25 August 2010

Introducing the Rejected Plea Agreement
Probative/Prejudicial

Even if it gets past both hearsay and relevance objections, the proposed introduction of the rejected plea offer must have its probative value balanced against its possible prejudicial and misleading effect upon the fact finder. The two possible matters for which the rejected plea agreement could be offered are for proof of the prosecution's perception that its case has weaknesses and “the mere existence of a favorable plea offer is some evidence of an innocent state of mind by the defendant.”

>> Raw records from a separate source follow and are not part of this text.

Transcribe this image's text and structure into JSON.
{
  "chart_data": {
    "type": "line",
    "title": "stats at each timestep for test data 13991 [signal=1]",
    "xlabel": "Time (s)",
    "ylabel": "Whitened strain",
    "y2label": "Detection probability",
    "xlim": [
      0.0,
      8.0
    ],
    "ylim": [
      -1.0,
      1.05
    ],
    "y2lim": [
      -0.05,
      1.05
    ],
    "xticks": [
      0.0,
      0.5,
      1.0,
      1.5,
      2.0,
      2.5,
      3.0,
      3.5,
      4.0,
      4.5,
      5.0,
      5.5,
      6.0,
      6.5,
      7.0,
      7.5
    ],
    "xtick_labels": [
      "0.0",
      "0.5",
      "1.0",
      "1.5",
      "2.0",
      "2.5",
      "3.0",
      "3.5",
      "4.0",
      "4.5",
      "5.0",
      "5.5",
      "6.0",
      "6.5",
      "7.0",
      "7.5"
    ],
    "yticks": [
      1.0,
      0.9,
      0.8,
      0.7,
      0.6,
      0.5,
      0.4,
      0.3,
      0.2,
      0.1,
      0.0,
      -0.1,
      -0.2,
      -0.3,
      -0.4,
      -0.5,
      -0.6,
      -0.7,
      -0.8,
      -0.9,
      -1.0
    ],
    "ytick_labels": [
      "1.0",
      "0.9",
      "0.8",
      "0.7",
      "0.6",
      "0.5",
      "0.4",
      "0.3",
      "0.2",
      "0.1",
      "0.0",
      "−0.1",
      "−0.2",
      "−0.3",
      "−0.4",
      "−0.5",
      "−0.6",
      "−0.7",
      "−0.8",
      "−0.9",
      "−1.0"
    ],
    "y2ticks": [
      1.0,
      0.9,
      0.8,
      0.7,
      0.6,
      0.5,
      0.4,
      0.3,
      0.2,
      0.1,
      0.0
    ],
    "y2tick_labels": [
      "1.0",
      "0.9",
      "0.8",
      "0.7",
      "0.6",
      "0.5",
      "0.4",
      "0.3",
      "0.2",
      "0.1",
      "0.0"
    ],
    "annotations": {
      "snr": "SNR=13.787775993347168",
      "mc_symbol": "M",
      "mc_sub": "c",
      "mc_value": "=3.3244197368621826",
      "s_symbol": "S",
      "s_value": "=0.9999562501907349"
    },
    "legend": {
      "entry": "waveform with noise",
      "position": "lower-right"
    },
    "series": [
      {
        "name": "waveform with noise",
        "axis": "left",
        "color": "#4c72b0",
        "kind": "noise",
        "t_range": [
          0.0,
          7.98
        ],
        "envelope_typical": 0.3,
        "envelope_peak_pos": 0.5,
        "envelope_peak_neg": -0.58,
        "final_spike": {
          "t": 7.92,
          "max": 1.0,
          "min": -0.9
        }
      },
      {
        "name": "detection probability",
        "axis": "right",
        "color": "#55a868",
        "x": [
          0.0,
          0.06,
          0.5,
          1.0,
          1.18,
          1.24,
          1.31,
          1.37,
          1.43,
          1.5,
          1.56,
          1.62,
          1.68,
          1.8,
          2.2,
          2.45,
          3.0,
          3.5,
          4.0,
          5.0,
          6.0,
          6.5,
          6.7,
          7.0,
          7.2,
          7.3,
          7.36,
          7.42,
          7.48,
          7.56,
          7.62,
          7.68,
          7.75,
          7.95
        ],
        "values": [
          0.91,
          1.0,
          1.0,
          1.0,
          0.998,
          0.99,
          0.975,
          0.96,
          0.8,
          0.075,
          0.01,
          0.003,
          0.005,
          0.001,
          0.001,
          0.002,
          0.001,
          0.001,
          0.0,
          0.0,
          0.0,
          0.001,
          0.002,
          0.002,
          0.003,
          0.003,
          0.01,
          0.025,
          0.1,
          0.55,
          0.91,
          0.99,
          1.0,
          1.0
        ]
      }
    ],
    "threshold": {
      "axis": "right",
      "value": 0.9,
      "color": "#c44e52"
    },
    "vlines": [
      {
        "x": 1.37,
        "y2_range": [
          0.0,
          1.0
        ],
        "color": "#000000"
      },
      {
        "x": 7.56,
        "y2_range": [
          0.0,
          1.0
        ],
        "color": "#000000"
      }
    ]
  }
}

The actual strength or weakness of the case will play itself out in front of the finder of fact. The prosecutor's perception of the case's strength does not change the strength of the evidence presented. Introducing the rejected plea agreement for the purpose of showing that the prosecutor thought the case was weak is asking the fact finder to substitute the prosecutor's judgment for his/their own. The prosecutor's perception adds nothing to the actual evidence and has a substantial risk of prejudicing or misleading the fact finder by inviting him/them to adopt the prosecutor's perception rather than coming to a conclusion based solely upon the facts.

The rejection of the plea offer as proof of the defendant's innocent state of mind is problematic. Anyone who has done defense work has seen defendants turn down all sorts of favorable deals for reasons other than innocence. Among the more unusual ones I ran across were the beliefs that mispelling a name on an indictment meant the prosecution could not convict and an abiding belief that the UCC denied the Commonwealth of Virginia the ability to prosecute for criminal failure to pay child support. More common are defendants who don't believe certain witnesses will testify against them; defendants who don't want to do any time (they will turn down 6 months despite being told they will get 2 years if they go to trial); defendants refusing the plea offer today because it would require them to go to jail today (in effect buying an extra couple months on the street with years in prison; defendants who feel like any conviction will destroy their lives/jobs; &cetera. Often, the choice to reject the plea offer and go to trial is irrational. Professor Miller even acknowledges this phenomenon:
It is well established that guilty defendants as a class are unusually prone to risk taking because, inter alia, a criminal history suggests a preference for gambling, just as it suggests that the defendant fears punishment less than most people. Conversely, risk aversion is a much more plausible assumption where innocent defendants are concerned (especially those with relatively clean records). Therefore, critics…claim that plea bargaining coerces a significant percentage of innocent defendants to convict themselves in exchange for a certain, reduced penalty.
With all this in mind, there is no basis for stating that rejecting a plea offer is indicative of either a belief in innocence or actual innocence. In fact, per Professor Miller's statement supra it appears that rejecting a plea agreement actually tends to show guilt more than innocence. With that in mind, offering the rejected plea offer as proof of the defendant's innocence has a strong potential to mislead the finder of fact.

Under both possible uses of the rejected plea agreement the potential toward prejudice and misleading the finder of facts is greater than any actual evidence putatively to be found in the offer.